Terry Short, Retired Coastguard Winchman To Get MBE

We all know what a great job the coastguards do around the UK.

Terry Short, Retired Coastguard Winchman To Get MBEToday one of them, Terry Short, who is based just over the water, will be heading up to Buckingham Palace to receive his MBE for public and voluntary service from the Queen.

Terry, a recently retired winchman from the Coastguard helicopter flight based at Lee on Solent, heard of the awarded of his MBE back in June, in the Queen’s Birthday Honours list.

He’s had a bit of an Action Man background. He joined Bristows Helicopters as a search and rescue (SAR) crewman at Sumburgh in Shetland in April 1984, after having served for 24 years in the Navy with the Fleet Air Arm, 18 years of which was spent as a search and rescue diver serving at RNAS Lossiemouth, Portland, Culdrose, and Yeovilton, and forming the SAR flight at Lee on Solent in 1973 when the RAF moved out. He also served as an SAR diver on HMS Eagle, Ark Royal, Bulwark (845 Squadron), Hermes (846 Squadron) and Intrepid (846 Squadron).

1988 saw him move from Shetland to Lee-on-the-Solent, to form the flight there as Senior Aircrewman, where he spent the next 21 years carrying out an enormous amount of rescues all the way up to his retirement aged 65.
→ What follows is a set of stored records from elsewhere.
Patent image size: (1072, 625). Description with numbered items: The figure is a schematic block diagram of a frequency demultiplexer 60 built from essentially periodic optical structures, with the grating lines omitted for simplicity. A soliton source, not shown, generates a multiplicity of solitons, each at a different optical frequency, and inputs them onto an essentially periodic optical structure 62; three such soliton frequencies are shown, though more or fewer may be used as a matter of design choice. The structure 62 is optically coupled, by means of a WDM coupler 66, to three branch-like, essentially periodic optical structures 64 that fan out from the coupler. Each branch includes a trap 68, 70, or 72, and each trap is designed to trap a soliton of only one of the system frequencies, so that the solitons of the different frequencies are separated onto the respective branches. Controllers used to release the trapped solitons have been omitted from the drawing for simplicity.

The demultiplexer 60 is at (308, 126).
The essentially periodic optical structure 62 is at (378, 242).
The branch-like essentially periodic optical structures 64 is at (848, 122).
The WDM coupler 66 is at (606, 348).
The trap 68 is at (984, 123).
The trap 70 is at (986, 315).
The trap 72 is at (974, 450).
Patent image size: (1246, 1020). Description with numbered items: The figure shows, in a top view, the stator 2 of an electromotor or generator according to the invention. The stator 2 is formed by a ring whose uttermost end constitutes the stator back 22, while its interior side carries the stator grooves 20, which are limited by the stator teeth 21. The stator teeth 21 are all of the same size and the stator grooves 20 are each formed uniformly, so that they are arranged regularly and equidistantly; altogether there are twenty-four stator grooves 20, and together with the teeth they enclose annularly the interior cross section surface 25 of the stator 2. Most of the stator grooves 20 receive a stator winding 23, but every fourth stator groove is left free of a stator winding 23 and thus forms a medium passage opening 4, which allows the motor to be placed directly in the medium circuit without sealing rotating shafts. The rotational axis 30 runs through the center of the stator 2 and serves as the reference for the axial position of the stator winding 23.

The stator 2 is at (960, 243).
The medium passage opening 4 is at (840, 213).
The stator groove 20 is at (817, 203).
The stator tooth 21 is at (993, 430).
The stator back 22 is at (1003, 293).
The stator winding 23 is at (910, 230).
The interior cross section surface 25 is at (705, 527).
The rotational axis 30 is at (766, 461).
His personal experiences on the receiving end of getting rescued, drove him on to help other, “During my time in the Fleet Air Arm I was rescued twice. Once in 1969 when I crashed whilst carrying out a SAR training flight at Portland, and again in 1974 when in the plane guard position on HMS Ark Royal when we were forced to ditch in the South Atlantic off the coast of Rio De Janeiro. So I know from personal experience how good it is to see a helicopter coming to the rescue!”

It’s people like Terry that keep sailor safe.